Она представила себе уютный загородный домик с маленьким садиком, туристические проспекты на столе, велосипеды в сарайчике и традиционный английский пудинг на ужин. Представила их будущих детей, добропорядочных маленьких англичан, белесых и похожих почему-то на Стропилину, и едва не расхохоталась. Ей немедленно, сейчас захотелось забраться на колени к Андрею, закрыв глаза, найти его губы и… черт с ним, с бараньим рагу, не пропадет оно, если постоит лишних часа полтора! Да, Томас Клертон, добропорядочный и пресный англичанин, ты действительно нелеп со своими мечтами, когда есть милый, любимый «ежик» с черными жесткими волосами и горбинкой на носу, когда есть его ребенок… Господи, да ведь этот респектабельный турист пытается заигрывать с беременной женщиной!.. Она все-таки улыбнулась.
– Я выгляжу смешно? – спросил Томас. – Я знаю, что смешно. Но, как бы это объяснить, я ничего от вас не хочу. Просто вы прекрасны, и не сказать вам об этом невозможно… Это был только комплимент, и больше ничего… Комплимент, как глупо звучит!
Он покраснел, и на кончике его носа выступили крошечные капли пота. Оксана почувствовала что-то похожее на жалость.
– Знаете, – она слегка коснулась его локтя, – мне было очень приятно услышать от вас эти слова… Про лунный свет так поэтично и вовсе не смешно. Вы, наверное, вообще человек, склонный к лирике. Во всяком случае, просто так приехать в Россию, чтобы бродить по городу, придет в голову далеко не каждому…
– А я брожу не просто так. – Ободренный ее реакцией, Клертон несколько успокоился. – У меня такая привычка: прежде чем принять решение об открытии филиала компании в каком-нибудь городе мира, я сначала долго гуляю по улицам, пытаюсь его почувствовать. Поверьте, что это правда.

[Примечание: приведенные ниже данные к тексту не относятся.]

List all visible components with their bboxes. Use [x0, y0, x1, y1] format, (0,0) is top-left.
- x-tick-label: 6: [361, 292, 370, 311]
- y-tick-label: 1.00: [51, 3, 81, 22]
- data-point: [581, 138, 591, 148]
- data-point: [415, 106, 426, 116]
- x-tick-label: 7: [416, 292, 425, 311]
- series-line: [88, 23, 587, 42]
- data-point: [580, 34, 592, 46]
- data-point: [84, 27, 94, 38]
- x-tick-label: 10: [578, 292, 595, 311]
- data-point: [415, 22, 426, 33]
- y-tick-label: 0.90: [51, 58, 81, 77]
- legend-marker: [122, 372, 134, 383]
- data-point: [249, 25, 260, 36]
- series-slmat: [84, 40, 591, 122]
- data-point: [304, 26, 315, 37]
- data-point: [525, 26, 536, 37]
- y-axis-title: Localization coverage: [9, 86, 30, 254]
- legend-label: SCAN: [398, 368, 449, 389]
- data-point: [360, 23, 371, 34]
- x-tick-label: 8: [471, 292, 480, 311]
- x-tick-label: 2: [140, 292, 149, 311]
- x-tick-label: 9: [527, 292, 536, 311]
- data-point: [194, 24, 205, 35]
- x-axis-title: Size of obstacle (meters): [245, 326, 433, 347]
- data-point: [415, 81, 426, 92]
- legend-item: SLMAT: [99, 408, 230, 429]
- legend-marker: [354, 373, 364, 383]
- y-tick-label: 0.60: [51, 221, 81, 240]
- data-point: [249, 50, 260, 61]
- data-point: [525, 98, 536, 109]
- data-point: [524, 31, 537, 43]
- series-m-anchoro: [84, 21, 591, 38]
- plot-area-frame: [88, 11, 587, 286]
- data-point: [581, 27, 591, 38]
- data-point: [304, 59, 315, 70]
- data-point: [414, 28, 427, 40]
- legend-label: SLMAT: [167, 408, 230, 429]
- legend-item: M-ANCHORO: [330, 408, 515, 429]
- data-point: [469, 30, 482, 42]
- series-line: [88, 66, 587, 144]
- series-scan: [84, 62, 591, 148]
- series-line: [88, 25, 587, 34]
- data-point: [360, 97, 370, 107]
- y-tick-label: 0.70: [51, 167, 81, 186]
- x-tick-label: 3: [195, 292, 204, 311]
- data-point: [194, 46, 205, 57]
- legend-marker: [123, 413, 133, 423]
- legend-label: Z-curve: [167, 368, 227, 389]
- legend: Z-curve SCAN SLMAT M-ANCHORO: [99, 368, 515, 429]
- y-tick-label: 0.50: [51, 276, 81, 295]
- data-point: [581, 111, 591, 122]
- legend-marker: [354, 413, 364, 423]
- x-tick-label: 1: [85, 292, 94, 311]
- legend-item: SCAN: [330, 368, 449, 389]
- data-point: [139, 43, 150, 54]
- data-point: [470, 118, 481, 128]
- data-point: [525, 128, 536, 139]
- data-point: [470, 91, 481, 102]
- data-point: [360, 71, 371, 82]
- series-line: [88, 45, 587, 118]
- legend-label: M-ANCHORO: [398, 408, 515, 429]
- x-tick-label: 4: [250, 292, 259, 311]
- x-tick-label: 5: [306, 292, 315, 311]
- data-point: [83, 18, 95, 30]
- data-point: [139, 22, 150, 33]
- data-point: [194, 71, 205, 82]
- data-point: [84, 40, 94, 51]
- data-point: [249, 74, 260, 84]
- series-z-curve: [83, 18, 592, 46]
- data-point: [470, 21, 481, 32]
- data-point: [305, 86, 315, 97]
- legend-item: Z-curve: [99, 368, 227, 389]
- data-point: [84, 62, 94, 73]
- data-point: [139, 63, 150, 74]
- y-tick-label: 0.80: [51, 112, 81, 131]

Если мне удается услышать ритм города, почувствовать его дыхание, то и коммерческие дела здесь пойдут хорошо, а если нет… Так, например, было в Барселоне. Фирма, конечно, не разорилась, но дела шли как-то вяло, прибыль минимальная, в общем…
– А в какой фирме вы работаете? – вежливо поинтересовалась Оксана, уже с некоторым интересом разглядывая англичанина. Тот почему-то опять смутился, поправил узел светло-серого галстука и пробормотал:
– Я владелец фармацевтической компании, занимающейся производством лекарств из натурального сырья. Знаете, такие флакончики и коробочки с волнистой желтой этикеткой и символическим соцветием на ней? Сейчас на совете директоров решаем вопрос об открытии филиала в России. А я представляю из себя самый ужасный тип руководителя, который не доверяет до конца подчиненным и норовит все проверить сам. Это плохо, наверное?